AT&T, Avaya unveil mobile convergence
Businesses and organisations can now gain more control over mobile communication costs while providing workers with greater flexibility with a new convergence offer from AT&T and Avaya, reports CNNMoney.
A new version of AT&T Mobile Extension combines Avaya's unified communications technologies with AT&T's qualified voice services and compatible wireless devices in a packaged solution with predictable monthly costs.
This latest enhancement to AT&T Mobile Extension is designed for companies using Avaya Communication Manager IP telephony on premises to extend corporate calling features. AT&T Mobile Extension supports the industry's leading mobile device platforms: iPhone, BlackBerry and Windows Mobile.
Consumers demand convergence
The universal demand for constant access to voice and data communication, along with the increasingly rich availability of WiFi and cellular connectivity, is driving a widespread demand for converged WiFi/cellular applications and services, says EDN.
Promising better access to voice and data services as well as lower communication costs, fixed/mobile convergence (FMC) has the potential to greatly affect the world of communications.
Before FMC technology can truly take off, however, it is critical for wireless-IP networks and other devices to deliver the same underlying quality of service as their cellular counterparts.
Telus goes with converged IDs
Canadian telecommunications company Telus has heeded the convergence call and is issuing 32 000 credentials for secure physical access to facilities and logical access to computer networks, according to Secure ID News.
“The project began in late 2005 as an IT project for logical access,” says Stephen Pedersen, manager of security development for Telus.
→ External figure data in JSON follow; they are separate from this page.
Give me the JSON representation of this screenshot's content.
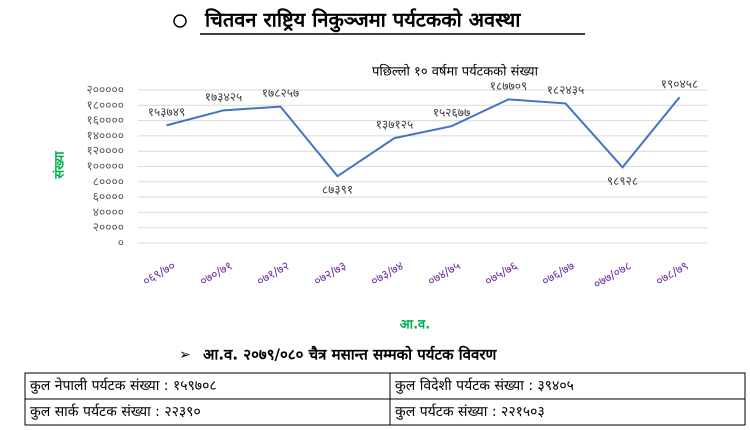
{
  "heading": "चितवन राष्ट्रिय निकुञ्जमा पर्यटकको अवस्था",
  "chart_data": {
    "type": "line",
    "title": "पछिल्लो १० वर्षमा  पर्यटकको संख्या",
    "x_label": "आ.व.",
    "y_label": "संख्या",
    "categories": [
      "०६९/७०",
      "०७०/७१",
      "०७१/७२",
      "०७२/७३",
      "०७३/७४",
      "०७४/७५",
      "०७५/७६",
      "०७६/७७",
      "०७७/०७८",
      "०७८/७९"
    ],
    "values": [
      153749,
      173425,
      178257,
      87391,
      137125,
      152677,
      187709,
      182435,
      98928,
      190458
    ],
    "value_labels": [
      "१५३७४९",
      "१७३४२५",
      "१७८२५७",
      "८७३९१",
      "१३७१२५",
      "१५२६७७",
      "१८७७०९",
      "१८२४३५",
      "९८९२८",
      "१९०४५८"
    ],
    "color": "#4472c4",
    "ylim": [
      0,
      200000
    ],
    "yticks": [
      {
        "value": 0,
        "label": "०"
      },
      {
        "value": 20000,
        "label": "२००००"
      },
      {
        "value": 40000,
        "label": "४००००"
      },
      {
        "value": 60000,
        "label": "६००००"
      },
      {
        "value": 80000,
        "label": "८००००"
      },
      {
        "value": 100000,
        "label": "१०००००"
      },
      {
        "value": 120000,
        "label": "१२००००"
      },
      {
        "value": 140000,
        "label": "१४००००"
      },
      {
        "value": 160000,
        "label": "१६००००"
      },
      {
        "value": 180000,
        "label": "१८००००"
      },
      {
        "value": 200000,
        "label": "२०००००"
      }
    ],
    "grid": true
  },
  "summary": {
    "title": "आ.व. २०७९/०८० चैत्र मसान्त सम्मको पर्यटक विवरण",
    "rows": [
      [
        "कुल नेपाली पर्यटक संख्या : १५९७०८",
        "कुल विदेशी पर्यटक संख्या : ३९४०५"
      ],
      [
        "कुल सार्क पर्यटक संख्या : २२३९०",
        "कुल पर्यटक संख्या : २२१५०३"
      ]
    ]
  }
}
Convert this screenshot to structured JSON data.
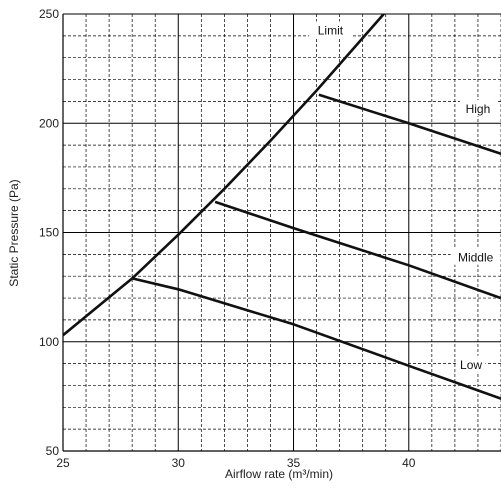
{
  "chart_data": {
    "type": "line",
    "title": "",
    "xlabel": "Airflow rate (m³/min)",
    "ylabel": "Static Pressure (Pa)",
    "xlim": [
      25,
      44
    ],
    "ylim": [
      50,
      250
    ],
    "x_ticks": [
      "25",
      "30",
      "35",
      "40"
    ],
    "y_ticks": [
      "50",
      "100",
      "150",
      "200",
      "250"
    ],
    "grid": "major solid, minor dashed",
    "series": [
      {
        "name": "Limit",
        "x": [
          25,
          28,
          30,
          32,
          34,
          36,
          38,
          39
        ],
        "y": [
          103,
          129,
          149,
          170,
          192,
          215,
          239,
          251
        ]
      },
      {
        "name": "High",
        "x": [
          36.1,
          40,
          44
        ],
        "y": [
          213,
          200,
          186
        ]
      },
      {
        "name": "Middle",
        "x": [
          31.6,
          35,
          40,
          44
        ],
        "y": [
          164,
          152,
          135,
          120
        ]
      },
      {
        "name": "Low",
        "x": [
          28.0,
          30,
          35,
          40,
          44
        ],
        "y": [
          129,
          124,
          108,
          89,
          74
        ]
      }
    ]
  },
  "colors": {
    "line": "#111111",
    "grid": "#000000"
  }
}
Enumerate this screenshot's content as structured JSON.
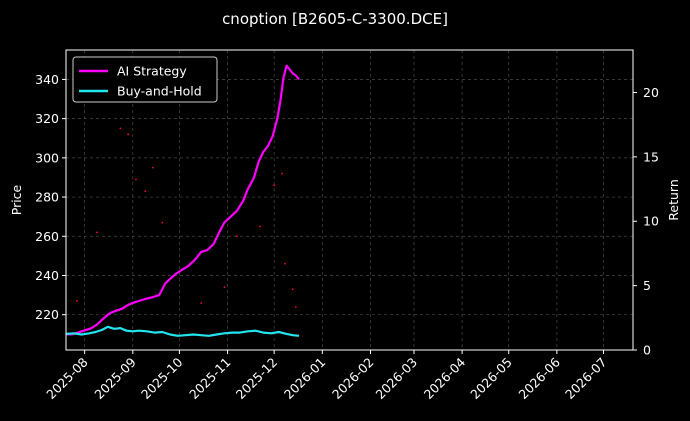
{
  "chart_data": {
    "type": "line",
    "title": "cnoption [B2605-C-3300.DCE]",
    "xlabel": "",
    "ylabel": "Price",
    "y2label": "Return",
    "background": "#000000",
    "grid": true,
    "legend_position": "upper-left",
    "x_range": [
      "2025-07-20",
      "2026-07-20"
    ],
    "ylim": [
      202,
      355
    ],
    "y2lim": [
      0,
      23.3
    ],
    "x_ticks": [
      "2025-08",
      "2025-09",
      "2025-10",
      "2025-11",
      "2025-12",
      "2026-01",
      "2026-02",
      "2026-03",
      "2026-04",
      "2026-05",
      "2026-06",
      "2026-07"
    ],
    "y_ticks": [
      "220",
      "240",
      "260",
      "280",
      "300",
      "320",
      "340"
    ],
    "y2_ticks": [
      "0",
      "5",
      "10",
      "15",
      "20"
    ],
    "series": [
      {
        "name": "AI Strategy",
        "color": "#ff00ff",
        "axis": "price",
        "x": [
          "2025-07-20",
          "2025-07-24",
          "2025-07-28",
          "2025-08-01",
          "2025-08-05",
          "2025-08-09",
          "2025-08-13",
          "2025-08-16",
          "2025-08-18",
          "2025-08-21",
          "2025-08-25",
          "2025-08-29",
          "2025-09-01",
          "2025-09-05",
          "2025-09-09",
          "2025-09-14",
          "2025-09-18",
          "2025-09-22",
          "2025-09-26",
          "2025-09-29",
          "2025-10-03",
          "2025-10-07",
          "2025-10-11",
          "2025-10-15",
          "2025-10-19",
          "2025-10-23",
          "2025-10-26",
          "2025-10-30",
          "2025-11-03",
          "2025-11-07",
          "2025-11-11",
          "2025-11-14",
          "2025-11-18",
          "2025-11-21",
          "2025-11-24",
          "2025-11-27",
          "2025-11-30",
          "2025-12-03",
          "2025-12-05",
          "2025-12-07",
          "2025-12-09",
          "2025-12-11",
          "2025-12-13",
          "2025-12-15",
          "2025-12-17"
        ],
        "values": [
          210,
          210,
          211,
          212,
          213,
          215,
          218,
          220,
          221,
          222,
          223,
          225,
          226,
          227,
          228,
          229,
          230,
          236,
          239,
          241,
          243,
          245,
          248,
          252,
          253,
          256,
          261,
          267,
          270,
          273,
          278,
          284,
          290,
          298,
          303,
          306,
          311,
          320,
          329,
          341,
          347,
          345,
          343,
          342,
          340
        ]
      },
      {
        "name": "Buy-and-Hold",
        "color": "#22e5ef",
        "axis": "return",
        "x": [
          "2025-07-20",
          "2025-07-25",
          "2025-07-30",
          "2025-08-04",
          "2025-08-08",
          "2025-08-12",
          "2025-08-16",
          "2025-08-20",
          "2025-08-24",
          "2025-08-28",
          "2025-09-01",
          "2025-09-05",
          "2025-09-10",
          "2025-09-15",
          "2025-09-20",
          "2025-09-25",
          "2025-09-30",
          "2025-10-05",
          "2025-10-10",
          "2025-10-15",
          "2025-10-20",
          "2025-10-25",
          "2025-10-30",
          "2025-11-04",
          "2025-11-09",
          "2025-11-14",
          "2025-11-19",
          "2025-11-24",
          "2025-11-29",
          "2025-12-04",
          "2025-12-09",
          "2025-12-13",
          "2025-12-17"
        ],
        "values": [
          1.25,
          1.3,
          1.2,
          1.3,
          1.4,
          1.55,
          1.8,
          1.65,
          1.7,
          1.5,
          1.45,
          1.5,
          1.45,
          1.35,
          1.4,
          1.2,
          1.1,
          1.15,
          1.2,
          1.15,
          1.1,
          1.2,
          1.3,
          1.35,
          1.35,
          1.45,
          1.5,
          1.35,
          1.3,
          1.4,
          1.25,
          1.15,
          1.1
        ]
      }
    ],
    "signal_markers": {
      "color": "#ff0040",
      "x": [
        "2025-07-27",
        "2025-08-09",
        "2025-08-24",
        "2025-08-29",
        "2025-09-03",
        "2025-09-09",
        "2025-09-14",
        "2025-09-20",
        "2025-10-15",
        "2025-10-30",
        "2025-11-07",
        "2025-11-22",
        "2025-12-01",
        "2025-12-06",
        "2025-12-08",
        "2025-12-13",
        "2025-12-15"
      ],
      "values": [
        227,
        262,
        315,
        312,
        289,
        283,
        295,
        267,
        226,
        234,
        260,
        265,
        286,
        292,
        246,
        233,
        224
      ]
    }
  }
}
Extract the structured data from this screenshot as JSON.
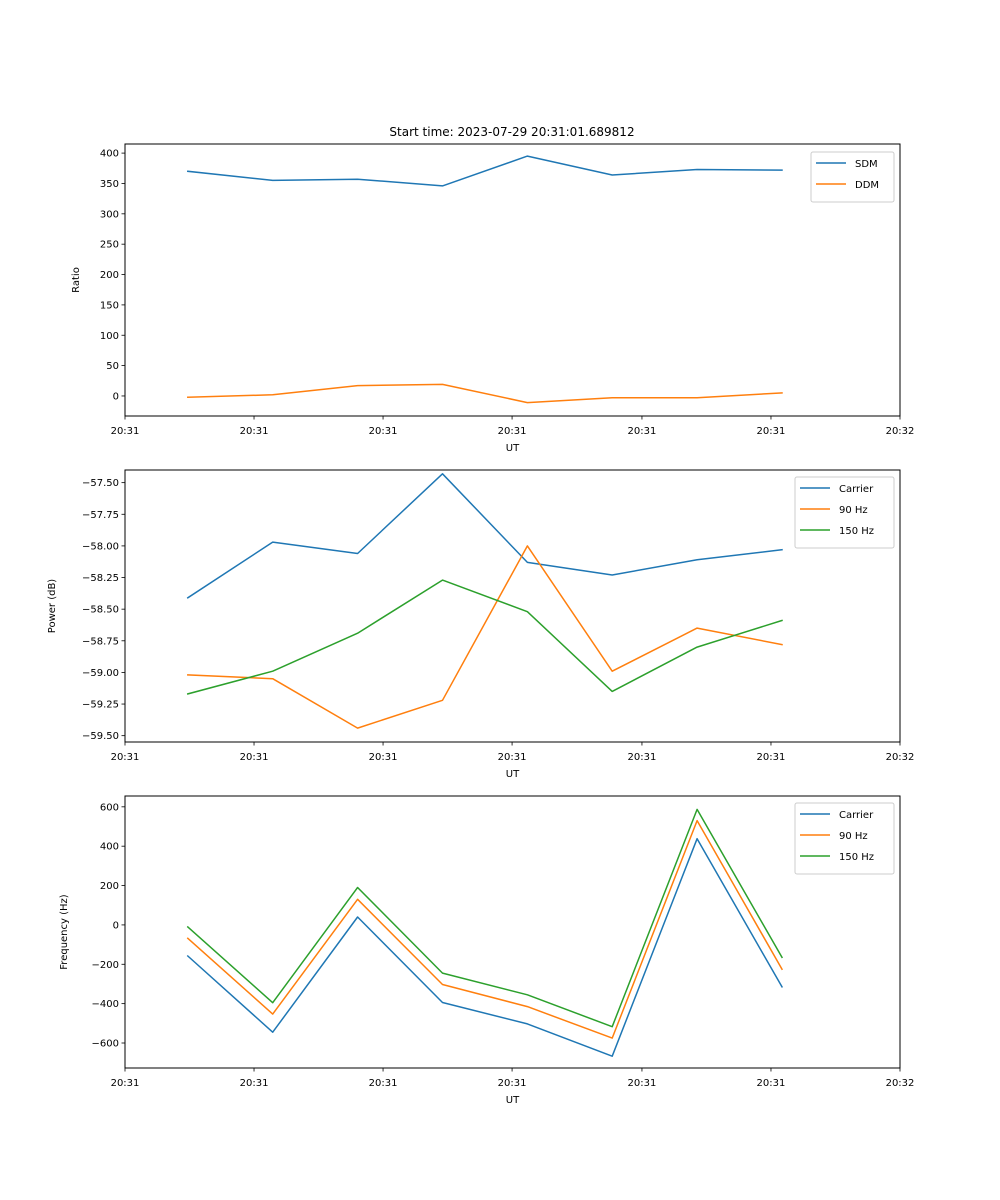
{
  "figure": {
    "title": "Start time: 2023-07-29 20:31:01.689812"
  },
  "chart_data": [
    {
      "type": "line",
      "title": "Start time: 2023-07-29 20:31:01.689812",
      "xlabel": "UT",
      "ylabel": "Ratio",
      "x_tick_labels": [
        "20:31",
        "20:31",
        "20:31",
        "20:31",
        "20:31",
        "20:31",
        "20:32"
      ],
      "y_ticks": [
        0,
        50,
        100,
        150,
        200,
        250,
        300,
        350,
        400
      ],
      "y_tick_labels": [
        "0",
        "50",
        "100",
        "150",
        "200",
        "250",
        "300",
        "350",
        "400"
      ],
      "ylim": [
        -33,
        415
      ],
      "x_index": [
        1,
        2,
        3,
        4,
        5,
        6,
        7,
        8
      ],
      "xlim": [
        0.26,
        9.39
      ],
      "x_tick_positions": [
        0.26,
        1.78,
        3.3,
        4.82,
        6.35,
        7.87,
        9.39
      ],
      "legend": "top-right",
      "grid": false,
      "series": [
        {
          "name": "SDM",
          "color": "#1f77b4",
          "values": [
            370,
            355,
            357,
            346,
            395,
            364,
            373,
            372
          ]
        },
        {
          "name": "DDM",
          "color": "#ff7f0e",
          "values": [
            -2,
            2,
            17,
            19,
            -11,
            -3,
            -3,
            5
          ]
        }
      ]
    },
    {
      "type": "line",
      "title": "",
      "xlabel": "UT",
      "ylabel": "Power (dB)",
      "x_tick_labels": [
        "20:31",
        "20:31",
        "20:31",
        "20:31",
        "20:31",
        "20:31",
        "20:32"
      ],
      "y_ticks": [
        -59.5,
        -59.25,
        -59.0,
        -58.75,
        -58.5,
        -58.25,
        -58.0,
        -57.75,
        -57.5
      ],
      "y_tick_labels": [
        "−59.50",
        "−59.25",
        "−59.00",
        "−58.75",
        "−58.50",
        "−58.25",
        "−58.00",
        "−57.75",
        "−57.50"
      ],
      "ylim": [
        -59.55,
        -57.4
      ],
      "x_index": [
        1,
        2,
        3,
        4,
        5,
        6,
        7,
        8
      ],
      "xlim": [
        0.26,
        9.39
      ],
      "x_tick_positions": [
        0.26,
        1.78,
        3.3,
        4.82,
        6.35,
        7.87,
        9.39
      ],
      "legend": "top-right",
      "grid": false,
      "series": [
        {
          "name": "Carrier",
          "color": "#1f77b4",
          "values": [
            -58.41,
            -57.97,
            -58.06,
            -57.43,
            -58.13,
            -58.23,
            -58.11,
            -58.03
          ]
        },
        {
          "name": "90 Hz",
          "color": "#ff7f0e",
          "values": [
            -59.02,
            -59.05,
            -59.44,
            -59.22,
            -58.0,
            -58.99,
            -58.65,
            -58.78
          ]
        },
        {
          "name": "150 Hz",
          "color": "#2ca02c",
          "values": [
            -59.17,
            -58.99,
            -58.69,
            -58.27,
            -58.52,
            -59.15,
            -58.8,
            -58.59
          ]
        }
      ]
    },
    {
      "type": "line",
      "title": "",
      "xlabel": "UT",
      "ylabel": "Frequency (Hz)",
      "x_tick_labels": [
        "20:31",
        "20:31",
        "20:31",
        "20:31",
        "20:31",
        "20:31",
        "20:32"
      ],
      "y_ticks": [
        -600,
        -400,
        -200,
        0,
        200,
        400,
        600
      ],
      "y_tick_labels": [
        "−600",
        "−400",
        "−200",
        "0",
        "200",
        "400",
        "600"
      ],
      "ylim": [
        -727,
        655
      ],
      "x_index": [
        1,
        2,
        3,
        4,
        5,
        6,
        7,
        8
      ],
      "xlim": [
        0.26,
        9.39
      ],
      "x_tick_positions": [
        0.26,
        1.78,
        3.3,
        4.82,
        6.35,
        7.87,
        9.39
      ],
      "legend": "top-right",
      "grid": false,
      "series": [
        {
          "name": "Carrier",
          "color": "#1f77b4",
          "values": [
            -158,
            -545,
            40,
            -394,
            -503,
            -667,
            438,
            -315
          ]
        },
        {
          "name": "90 Hz",
          "color": "#ff7f0e",
          "values": [
            -68,
            -453,
            130,
            -303,
            -415,
            -575,
            530,
            -225
          ]
        },
        {
          "name": "150 Hz",
          "color": "#2ca02c",
          "values": [
            -10,
            -395,
            190,
            -245,
            -355,
            -517,
            587,
            -165
          ]
        }
      ]
    }
  ]
}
But it soon became clear that it made sense to add physical access control to the same ID, and the two projects collapsed into one.
All told there are three technologies on the card: an HID global proximity coil for legacy access control; an iClass contactless smart card chip for new access control systems; and a contact chip from Gemalto for logical access. The smart card is personalised with the employees name and picture for photo identification.